To verify that, you can try to print some test output before count++ and after, then you'll see if b.start()
is invoking count++
before a.start()
finished. Same for c.start()
.
Consider using AtomicInteger instead, which is way better than synchronizing when possible -
incrementAndGet
public final int incrementAndGet()
Atomically increments by one the current value.
Upvotes: 2
Reputation: 108859
This code is not thread-safe:
public static int count = 0;
class CountThread extends Thread {
public void run()
{
count++;
}
}
You can run this code a million times on one system and it might pass every time. This does not mean is it is thread-safe.
Consider a system where the value in count
is copied to multiple processor caches. They all might be updated independently before something forces one of the caches to be copied back to main RAM. Consider that ++
is not an atomic operation. The order of reading and writing of count
may cause data to be lost.
The correct way to implement this code (using Java 5 and above):
public static java.util.concurrent.atomic.AtomicInteger count =
new java.util.concurrent.atomic.AtomicInteger();
class CountThread extends Thread {
public void run()
{
count.incrementAndGet();
}
}
Upvotes: 1
Reputation: 116828
Because it always prints out '3'. No synchronization needed?
It is not thread safe and you are just getting lucky.

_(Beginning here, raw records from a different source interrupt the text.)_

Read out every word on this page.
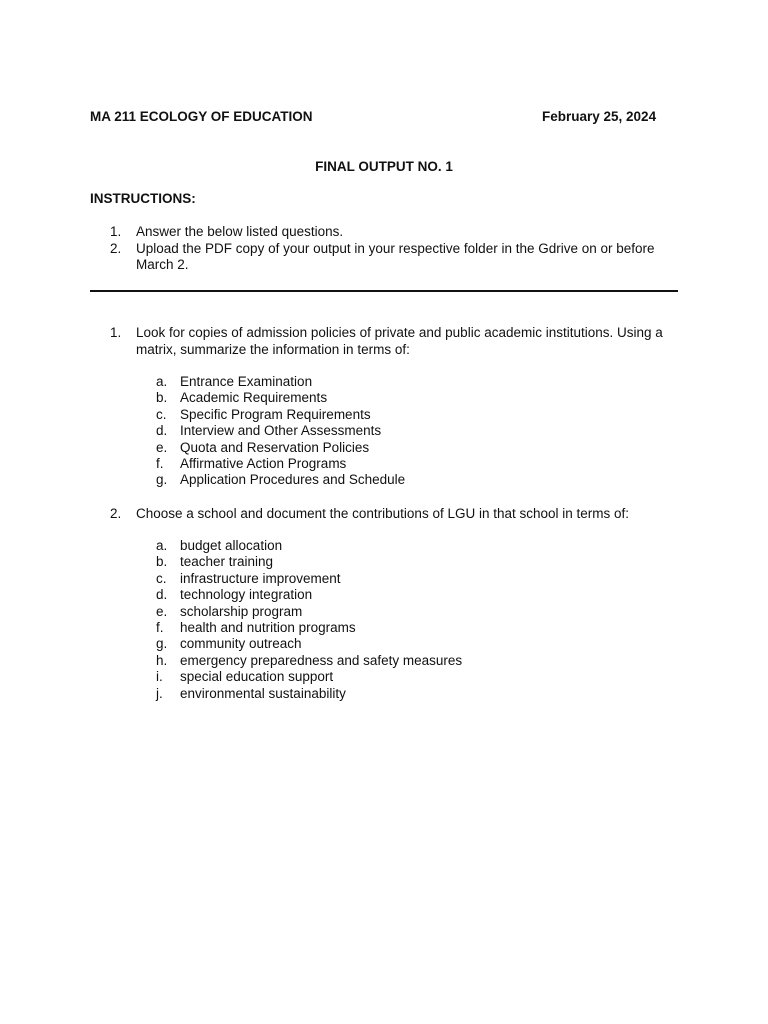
MA 211 ECOLOGY OF EDUCATION	February 25, 2024
FINAL OUTPUT NO. 1
INSTRUCTIONS:
1.	Answer the below listed questions.
2.	Upload the PDF copy of your output in your respective folder in the Gdrive on or before March 2.
1.	Look for copies of admission policies of private and public academic institutions. Using a matrix, summarize the information in terms of:
a. Entrance Examination
b. Academic Requirements
c. Specific Program Requirements
d. Interview and Other Assessments
e. Quota and Reservation Policies
f.	Affirmative Action Programs
g. Application Procedures and Schedule
2.	Choose a school and document the contributions of LGU in that school in terms of:
a. budget allocation
b. teacher training
c. infrastructure improvement
d. technology integration
e. scholarship program
f.	health and nutrition programs
g. community outreach
h. emergency preparedness and safety measures
i.	special education support
j.	environmental sustainability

If you run this 1000 times, or on different architectures, you will see different output -- i.e. not 3.
I would suggest using AtomicInteger
instead of a static field ++ which is not synchronized
.
public static AtomicInteger count = new AtomicInteger();
...
public void run() {
count.incrementAndGet();
}
...
Upvotes: 4
Reputation: 100527
It is not thread safe.
It just happened to be way to short to have measurable chance to show the issue. Consider counting to much higher number (1000000?) in run
to increase chance of 2 operations on multiple threads to overlap.
Also make sure your machine is not single core CPU...
Upvotes: 0
Reputation: 41958
It's not thread safe just because the output is right. Creating a thread causes a lot of overhead on the OS side of things, and after that it's just to be expected that that single line of code will be done within a single timeslice. It's not thread safe by any means, just not enough potential conflicts to actually trigger one.